Het Marfan syndroom is een aangeboren en erfelijke afwijking van het bindweefsel. Het Marfan syndroom is vernoemd naar Antoine Marfan, een Franse kinderarts welke aan het eind van de 19e eeuw voor het eerst een patiënt met deze aandoening beschreef. Het Marfan syndroom komt bij 1 op de 10.000 pasgeborenen voor. Het Marfan syndroom komt even vaak voor bij mannen als bij vrouwen.
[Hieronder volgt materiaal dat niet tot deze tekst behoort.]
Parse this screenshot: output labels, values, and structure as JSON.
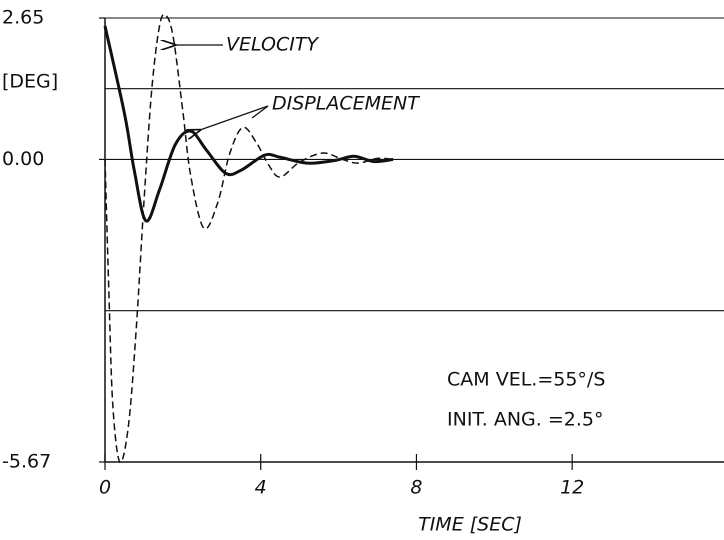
{
  "chart_data": {
    "type": "line",
    "ylabel": "[DEG]",
    "xlabel": "TIME [SEC]",
    "annotations": [
      "VELOCITY",
      "DISPLACEMENT",
      "CAM VEL.=55°/S",
      "INIT. ANG. =2.5°"
    ],
    "xlim": [
      0,
      15.9
    ],
    "xticks": [
      0,
      4,
      8,
      12
    ],
    "ylim": [
      -5.67,
      2.65
    ],
    "yticks": [
      2.65,
      {
        "value": 0,
        "label": "0.00"
      },
      -5.67
    ],
    "ygrid": [
      2.65,
      1.325,
      0,
      -2.835,
      -5.67
    ],
    "grid": true,
    "series": [
      {
        "name": "DISPLACEMENT",
        "color": "#111111",
        "dash": false,
        "x": [
          0,
          0.5,
          0.75,
          1.05,
          1.4,
          1.8,
          2.2,
          2.6,
          3.1,
          3.5,
          4.1,
          4.5,
          5.2,
          5.9,
          6.4,
          6.9,
          7.4
        ],
        "values": [
          2.5,
          0.86,
          -0.2,
          -1.15,
          -0.57,
          0.27,
          0.53,
          0.18,
          -0.26,
          -0.2,
          0.08,
          0.04,
          -0.07,
          -0.02,
          0.06,
          -0.04,
          0
        ]
      },
      {
        "name": "VELOCITY",
        "color": "#111111",
        "dash": true,
        "x": [
          0,
          0.1,
          0.2,
          0.38,
          0.6,
          0.8,
          1.0,
          1.2,
          1.4,
          1.56,
          1.75,
          2.0,
          2.2,
          2.54,
          2.9,
          3.2,
          3.54,
          3.9,
          4.2,
          4.5,
          5.0,
          5.6,
          6.1,
          6.5,
          7.0,
          7.4
        ],
        "values": [
          0,
          -2.5,
          -4.6,
          -5.67,
          -5.0,
          -3.2,
          -0.8,
          1.3,
          2.5,
          2.7,
          2.3,
          0.9,
          -0.3,
          -1.29,
          -0.8,
          0.1,
          0.6,
          0.3,
          -0.1,
          -0.33,
          -0.05,
          0.12,
          0,
          -0.07,
          0.02,
          0
        ]
      }
    ]
  }
}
Het syndroom kent enkele typische kenmerken, welke niet persé allemaal aanwezig hoeven te zijn. Om de diagnose Marfan syndroom te krijgen moeten minimaal drie van de kenmerken aanwezig zijn. Een definitieve diagnose kan echter uitsluitend op basis van DNA-onderzoek gesteld worden.
Het Marfan syndroom heeft verscheidene mogelijke kenmerken, waaronder: een geleidelijke verwijding van de aorta, bijziendheid, verhoogde druk in het oog, loslaten van het netvlies, afwijkende vorm van de borstkas, in verhouding met de rest van het lichaam lange armen en benen, slanke en lange vingers, slappe gewrichtsbanden, weinig onderhuids vet en striae. De ernst van de verschijnselen verschilt van persoon tot persoon. Over het algemeen geldt dat de klachten ernstiger worden naarmate men ouder wordt.
Het Marfan syndroom is een erfelijke aandoening (het is autosomaal dominant, wat inhoudt dat de helft van de kinderen van wie een van de ouders Marfan syndroom heeft, de aandoening erft) en is niet met medicatie te genezen. Het syndroom kan echter ook het gevolg zijn van een mutatie. Het Marfan syndroom wordt veroorzaakt door een afwijking in een gen dat de structuur bepaalt van een bepaald eiwit, fibrilline genaamd. Dit is een belangrijk onderdeel van ons bindweefsel.